Started by March 06, 2003 03:27 PM
0 comments, last by Jam0079 21 years, 11 months ago
HI All, I am newbie to OpenGl. And i have a very "simple" doubt. I want the user to input the coordinates for drawing a sphere in pixel values ie draw_sphere(100(xpos),100(ypos),200(radius)) and i want my OpenGL program to convert it in open GL float values to draw at that position. How do i map these pixel values accurately to openGL coordinate systems float Value. Any help would be greately appreciated. Thanks In advance... Jam0079
Opengl is independent of scale values, so 1 opengl unit can be anything you want. So if you specify a sphere of radius 10, opengl doesn''t care about the size so you can make it as small or as large as you want. Don''t do a conversion that makes it too small how since you''ll probably end up loosing perscision maybe 1.0f = 1 meter?

But i think want your asking is that if you click a point on the screen with the mouse and you want to create a sphere at that location in 3-space with a radius to where you release the drag for your mouse then what you want is to convert screen coordinates to world cooridnates.

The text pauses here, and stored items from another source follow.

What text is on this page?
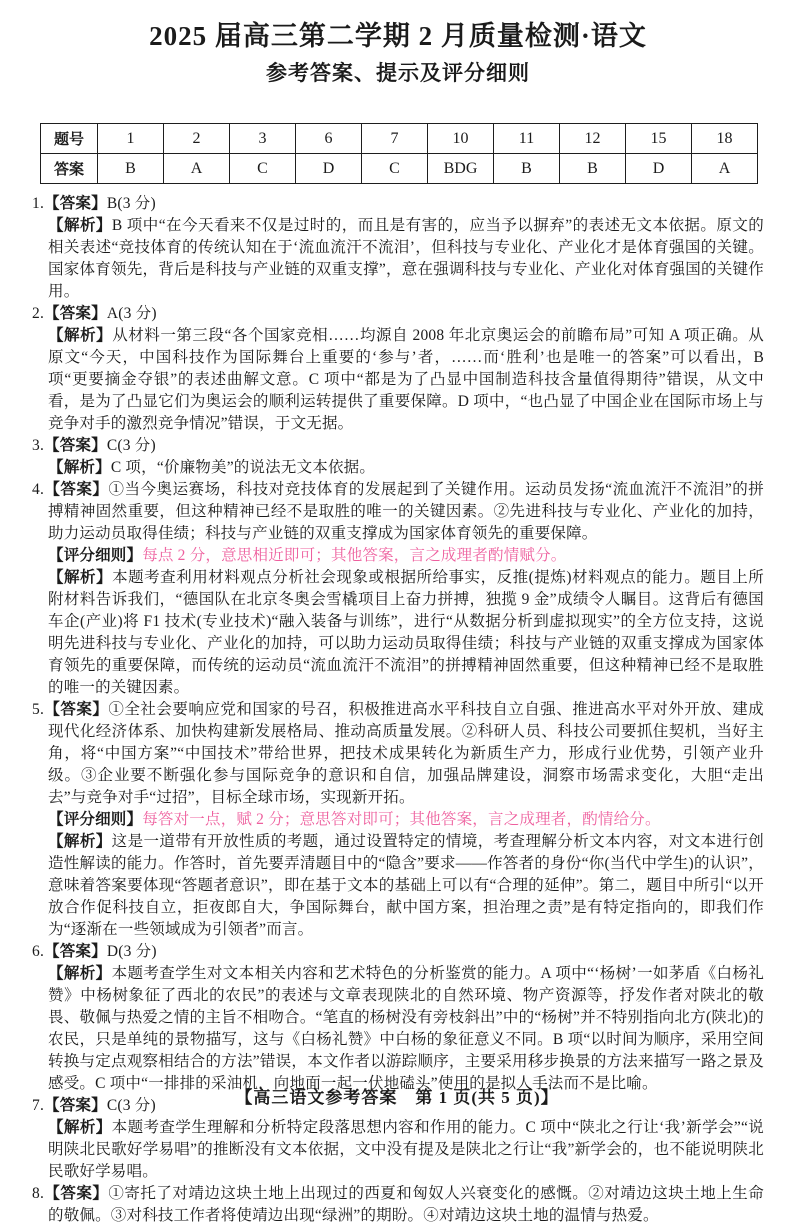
2025 届高三第二学期 2 月质量检测·语文
参考答案、提示及评分细则
题号	1	2	3	6	7	10	11	12	15	18
答案	B	A	C	D	C	BDG	B	B	D	A

1.【答案】B(3 分)

【解析】B 项中“在今天看来不仅是过时的，而且是有害的，应当予以摒弃”的表述无文本依据。原文的相关表述“竞技体育的传统认知在于‘流血流汗不流泪’，但科技与专业化、产业化才是体育强国的关键。国家体育领先，背后是科技与产业链的双重支撑”，意在强调科技与专业化、产业化对体育强国的关键作用。

2.【答案】A(3 分)

【解析】从材料一第三段“各个国家竞相……均源自 2008 年北京奥运会的前瞻布局”可知 A 项正确。从原文“今天，中国科技作为国际舞台上重要的‘参与’者，……而‘胜利’也是唯一的答案”可以看出，B 项“更要摘金夺银”的表述曲解文意。C 项中“都是为了凸显中国制造科技含量值得期待”错误，从文中看，是为了凸显它们为奥运会的顺利运转提供了重要保障。D 项中，“也凸显了中国企业在国际市场上与竞争对手的激烈竞争情况”错误，于文无据。

3.【答案】C(3 分)

【解析】C 项，“价廉物美”的说法无文本依据。

4.【答案】①当今奥运赛场，科技对竞技体育的发展起到了关键作用。运动员发扬“流血流汗不流泪”的拼搏精神固然重要，但这种精神已经不是取胜的唯一的关键因素。②先进科技与专业化、产业化的加持，助力运动员取得佳绩；科技与产业链的双重支撑成为国家体育领先的重要保障。

【评分细则】每点 2 分，意思相近即可；其他答案，言之成理者酌情赋分。

【解析】本题考查利用材料观点分析社会现象或根据所给事实，反推(提炼)材料观点的能力。题目上所附材料告诉我们，“德国队在北京冬奥会雪橇项目上奋力拼搏，独揽 9 金”成绩令人瞩目。这背后有德国车企(产业)将 F1 技术(专业技术)“融入装备与训练”，进行“从数据分析到虚拟现实”的全方位支持，这说明先进科技与专业化、产业化的加持，可以助力运动员取得佳绩；科技与产业链的双重支撑成为国家体育领先的重要保障，而传统的运动员“流血流汗不流泪”的拼搏精神固然重要，但这种精神已经不是取胜的唯一的关键因素。

5.【答案】①全社会要响应党和国家的号召，积极推进高水平科技自立自强、推进高水平对外开放、建成现代化经济体系、加快构建新发展格局、推动高质量发展。②科研人员、科技公司要抓住契机，当好主角，将“中国方案”“中国技术”带给世界，把技术成果转化为新质生产力，形成行业优势，引领产业升级。③企业要不断强化参与国际竞争的意识和自信，加强品牌建设，洞察市场需求变化，大胆“走出去”与竞争对手“过招”，目标全球市场，实现新开拓。

【评分细则】每答对一点，赋 2 分；意思答对即可；其他答案，言之成理者，酌情给分。

【解析】这是一道带有开放性质的考题，通过设置特定的情境，考查理解分析文本内容，对文本进行创造性解读的能力。作答时，首先要弄清题目中的“隐含”要求——作答者的身份“你(当代中学生)的认识”，意味着答案要体现“答题者意识”，即在基于文本的基础上可以有“合理的延伸”。第二，题目中所引“以开放合作促科技自立，拒夜郎自大，争国际舞台，献中国方案，担治理之责”是有特定指向的，即我们作为“逐渐在一些领域成为引领者”而言。

6.【答案】D(3 分)

【解析】本题考查学生对文本相关内容和艺术特色的分析鉴赏的能力。A 项中“‘杨树’一如茅盾《白杨礼赞》中杨树象征了西北的农民”的表述与文章表现陕北的自然环境、物产资源等，抒发作者对陕北的敬畏、敬佩与热爱之情的主旨不相吻合。“笔直的杨树没有旁枝斜出”中的“杨树”并不特别指向北方(陕北)的农民，只是单纯的景物描写，这与《白杨礼赞》中白杨的象征意义不同。B 项“以时间为顺序，采用空间转换与定点观察相结合的方法”错误，本文作者以游踪顺序，主要采用移步换景的方法来描写一路之景及感受。C 项中“一排排的采油机，向地面一起一伏地磕头”使用的是拟人手法而不是比喻。

7.【答案】C(3 分)

【解析】本题考查学生理解和分析特定段落思想内容和作用的能力。C 项中“陕北之行让‘我’新学会”“说明陕北民歌好学易唱”的推断没有文本依据，文中没有提及是陕北之行让“我”新学会的，也不能说明陕北民歌好学易唱。

8.【答案】①寄托了对靖边这块土地上出现过的西夏和匈奴人兴衰变化的感慨。②对靖边这块土地上生命的敬佩。③对科技工作者将使靖边出现“绿洲”的期盼。④对靖边这块土地的温情与热爱。

【高三语文参考答案　第 1 页(共 5 页)】
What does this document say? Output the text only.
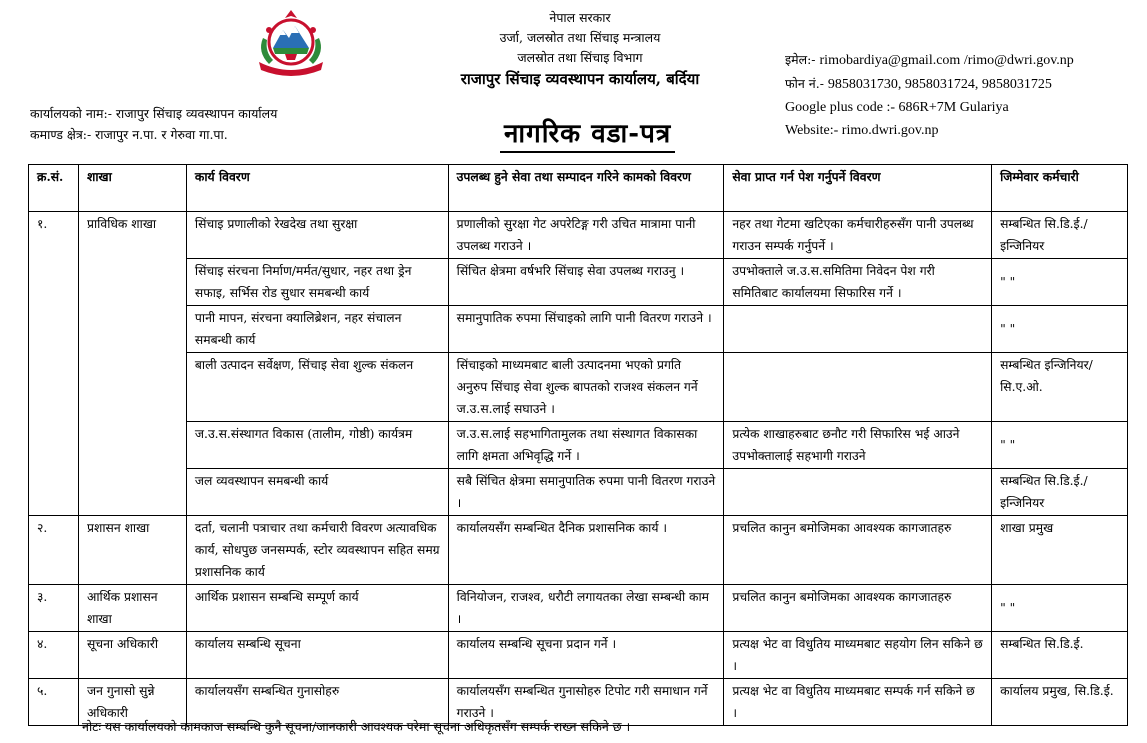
नेपाल सरकार
उर्जा, जलस्रोत तथा सिंचाइ मन्त्रालय
जलस्रोत तथा सिंचाइ विभाग
राजापुर सिंचाइ व्यवस्थापन कार्यालय, बर्दिया
इमेल:- rimobardiya@gmail.com /rimo@dwri.gov.np
फोन नं.- 9858031730, 9858031724, 9858031725
Google plus code :- 686R+7M Gulariya
Website:- rimo.dwri.gov.np
कार्यालयको नाम:- राजापुर सिंचाइ व्यवस्थापन कार्यालय
कमाण्ड क्षेत्र:- राजापुर न.पा. र गेरुवा गा.पा.	नागरिक वडा-पत्र
क्र.सं.	शाखा	कार्य विवरण	उपलब्ध हुने सेवा तथा सम्पादन गरिने कामको विवरण	सेवा प्राप्त गर्न पेश गर्नुपर्ने विवरण	जिम्मेवार कर्मचारी
१.	प्राविधिक शाखा	सिंचाइ प्रणालीको रेखदेख तथा सुरक्षा	प्रणालीको सुरक्षा गेट अपरेटिङ्ग गरी उचित मात्रामा पानी उपलब्ध गराउने ।	नहर तथा गेटमा खटिएका कर्मचारीहरुसँग पानी उपलब्ध गराउन सम्पर्क गर्नुपर्ने ।	सम्बन्धित सि.डि.ई./ इन्जिनियर
		सिंचाइ संरचना निर्माण/मर्मत/सुधार, नहर तथा ड्रेन सफाइ, सर्भिस रोड सुधार समबन्धी कार्य	सिंचित क्षेत्रमा वर्षभरि सिंचाइ सेवा उपलब्ध गराउनु ।	उपभोक्ताले ज.उ.स.समितिमा निवेदन पेश गरी समितिबाट कार्यालयमा सिफारिस गर्ने ।	" "
		पानी मापन, संरचना क्यालिब्रेशन, नहर संचालन समबन्धी कार्य	समानुपातिक रुपमा सिंचाइको लागि पानी वितरण गराउने ।		" "
		बाली उत्पादन सर्वेक्षण, सिंचाइ सेवा शुल्क संकलन	सिंचाइको माध्यमबाट बाली उत्पादनमा भएको प्रगति अनुरुप सिंचाइ सेवा शुल्क बापतको राजश्व संकलन गर्ने ज.उ.स.लाई सघाउने ।		सम्बन्धित इन्जिनियर/सि.ए.ओ.
		ज.उ.स.संस्थागत विकास (तालीम, गोष्ठी) कार्यत्रम	ज.उ.स.लाई सहभागितामुलक तथा संस्थागत विकासका लागि क्षमता अभिवृद्धि गर्ने ।	प्रत्येक शाखाहरुबाट छनौट गरी सिफारिस भई आउने उपभोक्तालाई सहभागी गराउने	" "
		जल व्यवस्थापन समबन्धी कार्य	सबै सिंचित क्षेत्रमा समानुपातिक रुपमा पानी वितरण गराउने ।		सम्बन्धित सि.डि.ई./ इन्जिनियर
२.	प्रशासन शाखा	दर्ता, चलानी पत्राचार तथा कर्मचारी विवरण अत्यावधिक कार्य, सोधपुछ जनसम्पर्क, स्टोर व्यवस्थापन सहित समग्र प्रशासनिक कार्य	कार्यालयसँग सम्बन्धित दैनिक प्रशासनिक कार्य ।	प्रचलित कानुन बमोजिमका आवश्यक कागजातहरु	शाखा प्रमुख
३.	आर्थिक प्रशासन शाखा	आर्थिक प्रशासन सम्बन्धि सम्पूर्ण कार्य	विनियोजन, राजश्व, धरौटी लगायतका लेखा सम्बन्धी काम ।	प्रचलित कानुन बमोजिमका आवश्यक कागजातहरु	" "
४.	सूचना अधिकारी	कार्यालय सम्बन्धि सूचना	कार्यालय सम्बन्धि सूचना प्रदान गर्ने ।	प्रत्यक्ष भेट वा विधुतिय माध्यमबाट सहयोग लिन सकिने छ ।	सम्बन्धित सि.डि.ई.
५.	जन गुनासो सुन्ने अधिकारी	कार्यालयसँग सम्बन्धित गुनासोहरु	कार्यालयसँग सम्बन्धित गुनासोहरु टिपोट गरी समाधान गर्ने गराउने ।	प्रत्यक्ष भेट वा विधुतिय माध्यमबाट सम्पर्क गर्न सकिने छ ।	कार्यालय प्रमुख, सि.डि.ई.
नोटः यस कार्यालयको कामकाज सम्बन्धि कुनै सूचना/जानकारी आवश्यक परेमा सूचना अधिकृतसँग सम्पर्क राख्न सकिने छ ।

Since the points you have from your mouse are in screen coordiantes (2d) you have to convert them into 3d (called unprojecting, since 3d-to-2d is called a projection). So you can unproject the your initial mouse click point and the mouse point where you release the mouse button. Now you have 2 points in world space, where the first is the center of the sphere and the second is a point on the surface of the sphere (use the distance from these two points as your radius). The transformation that computes this unprojection can be computed using the ModelView matrix and ProjectionMatrix and the information about the viewport. You can simply derive this yourself (for optimizations) or you can use the GLU lib function gluUnproject and glGet* (to get the current model view and projection matricies). You''ll have to specify a depth for your point in screen corindates (this will map to the z component of unprojected point in world space). Zero will give you a z value at the camera, and 1.0f will give you a point at the far clipping plane. You might want the sphere to appear slightly infront of the camera so dont quite set the depth value to 0 (also note that the depth component grows non-linearly). I hope this helps.